Saturday, June 25, 2011

Sarah's Key by Tatiana De Rosnay


Paris, July 1942: Sarah, a ten year-old girl, is brutally arrested with her family by the French police in the Vel’ d’Hiv’ roundup, but not before she locks her younger brother in a cupboard in the family's apartment, thinking that she will be back within a few hours.

Paris, May 2002: On Vel’ d’Hiv’s 60th anniversary, journalist Julia Jarmond is asked to write an article about this black day in France's past. Through her contemporary investigation, she stumbles onto a trail of long-hidden family secrets that connect her to Sarah. Julia finds herself compelled to retrace the girl's ordeal, from that terrible term in the Vel d'Hiv', to the camps, and beyond. As she probes into Sarah's past, she begins to question her own place in France, and to reevaluate her marriage and her life. Tatiana de Rosnay offers us a brilliantly subtle, compelling portrait of France under occupation and reveals the taboos and silence that surround this painful episode.

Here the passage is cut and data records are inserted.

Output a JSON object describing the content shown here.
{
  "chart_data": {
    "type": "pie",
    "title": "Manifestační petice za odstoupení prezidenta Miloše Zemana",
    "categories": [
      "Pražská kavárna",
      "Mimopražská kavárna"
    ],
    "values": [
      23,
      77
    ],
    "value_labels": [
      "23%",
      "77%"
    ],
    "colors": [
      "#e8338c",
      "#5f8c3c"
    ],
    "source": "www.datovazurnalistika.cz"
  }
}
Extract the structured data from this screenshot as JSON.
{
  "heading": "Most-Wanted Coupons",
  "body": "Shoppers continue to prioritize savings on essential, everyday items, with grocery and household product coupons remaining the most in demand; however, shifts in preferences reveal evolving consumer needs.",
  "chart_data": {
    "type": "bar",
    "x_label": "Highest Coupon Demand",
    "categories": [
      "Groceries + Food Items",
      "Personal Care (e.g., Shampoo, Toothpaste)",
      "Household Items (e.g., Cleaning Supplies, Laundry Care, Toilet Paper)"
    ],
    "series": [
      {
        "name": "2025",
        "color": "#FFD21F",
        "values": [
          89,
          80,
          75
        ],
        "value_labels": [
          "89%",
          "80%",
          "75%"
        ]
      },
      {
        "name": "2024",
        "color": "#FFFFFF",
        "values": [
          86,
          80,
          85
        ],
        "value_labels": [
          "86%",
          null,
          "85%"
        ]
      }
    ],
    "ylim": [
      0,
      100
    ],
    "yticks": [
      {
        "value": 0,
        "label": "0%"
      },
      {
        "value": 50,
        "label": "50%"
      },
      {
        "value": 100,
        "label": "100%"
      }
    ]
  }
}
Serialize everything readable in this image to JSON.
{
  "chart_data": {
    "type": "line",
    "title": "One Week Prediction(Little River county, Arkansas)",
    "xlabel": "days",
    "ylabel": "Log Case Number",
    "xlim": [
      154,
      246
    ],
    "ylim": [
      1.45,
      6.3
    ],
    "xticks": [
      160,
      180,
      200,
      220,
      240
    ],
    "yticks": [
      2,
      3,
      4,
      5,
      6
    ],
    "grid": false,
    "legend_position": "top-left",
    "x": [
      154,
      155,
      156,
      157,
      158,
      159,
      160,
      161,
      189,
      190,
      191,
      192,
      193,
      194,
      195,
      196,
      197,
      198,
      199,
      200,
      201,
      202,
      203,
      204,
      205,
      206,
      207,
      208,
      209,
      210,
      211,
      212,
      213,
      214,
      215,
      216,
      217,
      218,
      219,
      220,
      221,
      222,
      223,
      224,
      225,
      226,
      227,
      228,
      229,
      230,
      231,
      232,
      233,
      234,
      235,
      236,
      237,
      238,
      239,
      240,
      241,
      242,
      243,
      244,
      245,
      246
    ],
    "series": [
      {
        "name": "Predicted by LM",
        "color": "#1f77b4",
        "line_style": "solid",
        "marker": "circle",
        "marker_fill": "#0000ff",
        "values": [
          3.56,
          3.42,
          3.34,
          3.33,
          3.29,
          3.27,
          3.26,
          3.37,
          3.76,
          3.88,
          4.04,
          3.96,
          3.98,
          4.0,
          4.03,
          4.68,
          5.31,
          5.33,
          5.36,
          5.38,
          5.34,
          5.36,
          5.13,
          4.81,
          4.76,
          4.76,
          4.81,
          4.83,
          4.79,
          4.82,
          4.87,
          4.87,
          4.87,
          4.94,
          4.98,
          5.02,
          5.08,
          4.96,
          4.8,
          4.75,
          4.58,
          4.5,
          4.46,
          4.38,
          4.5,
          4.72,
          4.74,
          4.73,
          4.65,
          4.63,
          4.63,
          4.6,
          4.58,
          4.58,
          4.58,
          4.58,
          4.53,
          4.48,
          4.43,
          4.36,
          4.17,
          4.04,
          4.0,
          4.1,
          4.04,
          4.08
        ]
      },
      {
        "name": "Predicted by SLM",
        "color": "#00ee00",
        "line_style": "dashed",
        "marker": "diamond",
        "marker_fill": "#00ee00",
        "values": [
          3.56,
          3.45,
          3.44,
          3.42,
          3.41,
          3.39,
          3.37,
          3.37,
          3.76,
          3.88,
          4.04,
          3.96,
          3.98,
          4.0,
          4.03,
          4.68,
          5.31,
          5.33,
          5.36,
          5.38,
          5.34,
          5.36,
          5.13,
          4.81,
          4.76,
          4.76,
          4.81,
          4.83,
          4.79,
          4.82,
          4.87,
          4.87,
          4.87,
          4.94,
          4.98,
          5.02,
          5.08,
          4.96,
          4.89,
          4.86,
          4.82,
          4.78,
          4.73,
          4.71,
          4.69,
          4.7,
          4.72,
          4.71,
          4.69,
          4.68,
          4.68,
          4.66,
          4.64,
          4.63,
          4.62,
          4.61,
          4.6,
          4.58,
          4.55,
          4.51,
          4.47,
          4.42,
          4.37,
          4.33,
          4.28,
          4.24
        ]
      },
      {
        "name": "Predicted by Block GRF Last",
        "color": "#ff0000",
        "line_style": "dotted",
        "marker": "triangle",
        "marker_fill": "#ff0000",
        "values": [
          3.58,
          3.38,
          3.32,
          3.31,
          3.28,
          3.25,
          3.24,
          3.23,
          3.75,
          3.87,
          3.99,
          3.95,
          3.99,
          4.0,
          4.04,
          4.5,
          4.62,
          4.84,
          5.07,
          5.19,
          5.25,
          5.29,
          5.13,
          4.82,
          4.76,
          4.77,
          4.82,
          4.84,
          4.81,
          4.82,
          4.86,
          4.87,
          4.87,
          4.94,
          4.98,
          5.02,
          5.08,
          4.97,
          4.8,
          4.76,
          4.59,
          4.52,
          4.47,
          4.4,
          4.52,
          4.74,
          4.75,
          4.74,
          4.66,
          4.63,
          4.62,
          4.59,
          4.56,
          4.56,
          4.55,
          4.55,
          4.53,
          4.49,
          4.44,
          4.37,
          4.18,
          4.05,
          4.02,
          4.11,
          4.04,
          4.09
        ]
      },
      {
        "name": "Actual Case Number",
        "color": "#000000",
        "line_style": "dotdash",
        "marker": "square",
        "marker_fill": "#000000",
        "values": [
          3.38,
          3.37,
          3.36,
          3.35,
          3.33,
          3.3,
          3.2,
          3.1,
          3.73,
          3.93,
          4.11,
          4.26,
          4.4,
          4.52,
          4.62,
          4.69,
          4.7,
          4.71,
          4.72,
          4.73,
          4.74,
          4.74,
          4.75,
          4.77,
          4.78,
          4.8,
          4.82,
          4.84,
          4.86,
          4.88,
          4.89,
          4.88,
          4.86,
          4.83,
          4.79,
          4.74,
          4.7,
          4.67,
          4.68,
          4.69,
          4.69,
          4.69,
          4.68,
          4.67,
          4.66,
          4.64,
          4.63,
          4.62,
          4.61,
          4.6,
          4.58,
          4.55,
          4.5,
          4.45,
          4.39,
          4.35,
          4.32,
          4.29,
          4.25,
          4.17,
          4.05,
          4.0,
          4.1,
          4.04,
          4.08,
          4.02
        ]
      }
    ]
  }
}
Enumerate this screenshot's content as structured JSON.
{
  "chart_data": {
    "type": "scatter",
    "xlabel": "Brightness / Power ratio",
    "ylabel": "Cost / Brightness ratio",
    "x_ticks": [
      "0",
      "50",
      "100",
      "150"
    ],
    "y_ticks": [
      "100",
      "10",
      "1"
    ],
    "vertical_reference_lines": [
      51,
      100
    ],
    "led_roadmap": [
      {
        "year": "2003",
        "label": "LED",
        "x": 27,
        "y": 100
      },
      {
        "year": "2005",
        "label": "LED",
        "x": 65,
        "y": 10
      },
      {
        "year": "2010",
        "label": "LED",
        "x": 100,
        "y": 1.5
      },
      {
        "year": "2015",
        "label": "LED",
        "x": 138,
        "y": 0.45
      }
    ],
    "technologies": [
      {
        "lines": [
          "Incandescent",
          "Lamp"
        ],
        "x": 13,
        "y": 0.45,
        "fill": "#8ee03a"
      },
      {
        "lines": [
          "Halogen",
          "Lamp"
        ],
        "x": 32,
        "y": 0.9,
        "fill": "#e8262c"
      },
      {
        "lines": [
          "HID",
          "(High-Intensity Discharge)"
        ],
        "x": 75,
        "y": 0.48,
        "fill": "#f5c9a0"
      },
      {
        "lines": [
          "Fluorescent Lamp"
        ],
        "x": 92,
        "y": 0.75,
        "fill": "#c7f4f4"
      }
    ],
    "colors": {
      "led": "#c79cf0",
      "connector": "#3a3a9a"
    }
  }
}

I just finished this book in audio format. Oh, my gosh, this was such a good book and I did not want it to end. But, books have to end. I cried and cried throughout this book and am still crying for Sarah Starcynski DeFor Rainsford. How many people have stories like hers, oh my gosh. Thank you for opening my eyes to this horrible tragedy. I knew about the Germans but did not know about France. It's terrible that lives were shattered like that. Just because you were jewish. Terrible. I can't imagine what Sarah was going through in real life. Thank you, Tatiana for letting everyone know and not to let it die. We will always remember, we will never forget, well, at least I will never forget. I would suggest this book to all my friends and family, in fact, I have done that already. Thanks again.